Hopibauern: Raus aus dem Marktdruck

Hopibauern: Raus aus dem Marktdruck

Heiko Grohmann sieht die Naturwein-Revolution im Sand verlaufen. Man sei aufgestanden, um es anders zu machen. Aber: Warum beugt sich die Szene nun zusehends der Industrie?

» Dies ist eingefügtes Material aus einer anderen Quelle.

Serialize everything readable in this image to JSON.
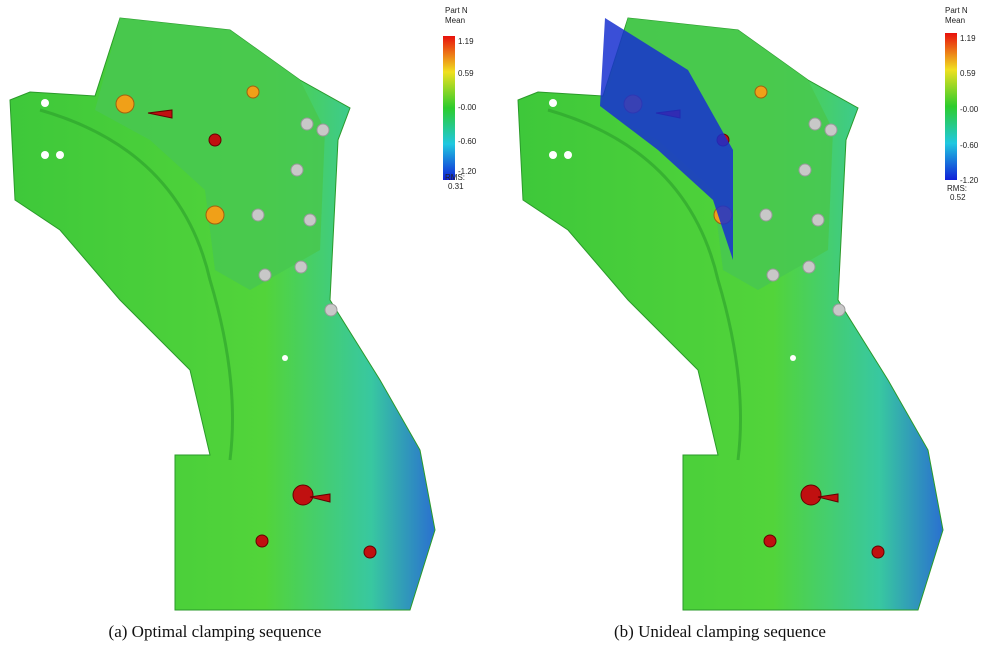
{
  "panels": [
    {
      "legend_title": "Part N",
      "legend_subtitle": "Mean",
      "ticks": [
        "1.19",
        "0.59",
        "-0.00",
        "-0.60",
        "-1.20"
      ],
      "rms_label": "RMS:",
      "rms_value": "0.31",
      "caption": "(a)  Optimal clamping sequence"
    },
    {
      "legend_title": "Part N",
      "legend_subtitle": "Mean",
      "ticks": [
        "1.19",
        "0.59",
        "-0.00",
        "-0.60",
        "-1.20"
      ],
      "rms_label": "RMS:",
      "rms_value": "0.52",
      "caption": "(b)  Unideal clamping sequence"
    }
  ]
}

Wir Naturweinwinzer und -winzerinnen haben einen Auftrag: Wir wollen zeigen, wie wir als Bauern ein hochwertiges und gesundes Produkt erzeugen und gleichzeitig ein gutes Leben leben können. Gut, nicht im Sinne von wohlhabend, sondern im Sinne von sinnstiftend und trotzdem stressfrei. Doch der Preisdruck und -kampf sind zu groß, im Inland wie im Export, auch für uns. Anstatt das Kollektiv und den Preis hochzuhalten, sind viele in der Szene von der Industrie und der Marktwirtschaft getrieben. Anstatt der eigenen Prinzipien gilt billiger, schneller, mehr. Die Gastronomie und der Handel sind davon nicht ausgenommen. Statt das Angebot in den Weinkarten und Regalen immer weiter und weiter auszudehnen, wäre es meiner Ansicht nach besser, sich über Kundenbindung Gedanken zu machen, sprich über einen direkten, engen Kontakt zu seinen Produzentinnen und Produzenten. Wein sollte mit Inbrunst, Leidenschaft und Liebe verkauft werden. Mir ist klar, dass jeder seinen Druck hat – aber wir gehen die falschen Wege.

Verbindungen schaffen

Landwirtschaft und Genuss prägen unsere Kultur, darum sehe ich Landwirtschaft als Kulturimpuls. Ich bin überzeugt, dass es da draußen eine Bubble junger Leute gibt, die bewusst ein gutes Leben leben wollen, die bewusst gute Lebensmittel kaufen wollen. Diese Bubble will ich zukünftig im Rahmen von Kulturevents ansprechen. Ich will sie sichtbar machen, ihr einen Raum geben und sie mit anderen Kunstformen wie Musik und darstellender Kunst verbinden. Und ich rufe jene Bäuerinnen und Bauern auf, die diese Kultur ebenfalls und wahrhaftig leben, und nicht der Industrie verfallen sind, sich mir anzuschließen, um eine Veränderung anzustoßen. Alleine schaffen wir es nicht, keiner von uns. Aber gemeinsam können wir unsere Lebenskultur zu Leuten bringen, die unser Handeln gutheißen, die es wertschätzen. Wir müssen diesen Leuten die Navigation erleichtern und sichtbar da sein. Wir müssen ihnen eine Alternative zur konventionellen und industriellen Landwirtschaft bieten. Wir Kulturbauern können das: Wir können uns gemeinsam alle in ein gutes Leben bringen.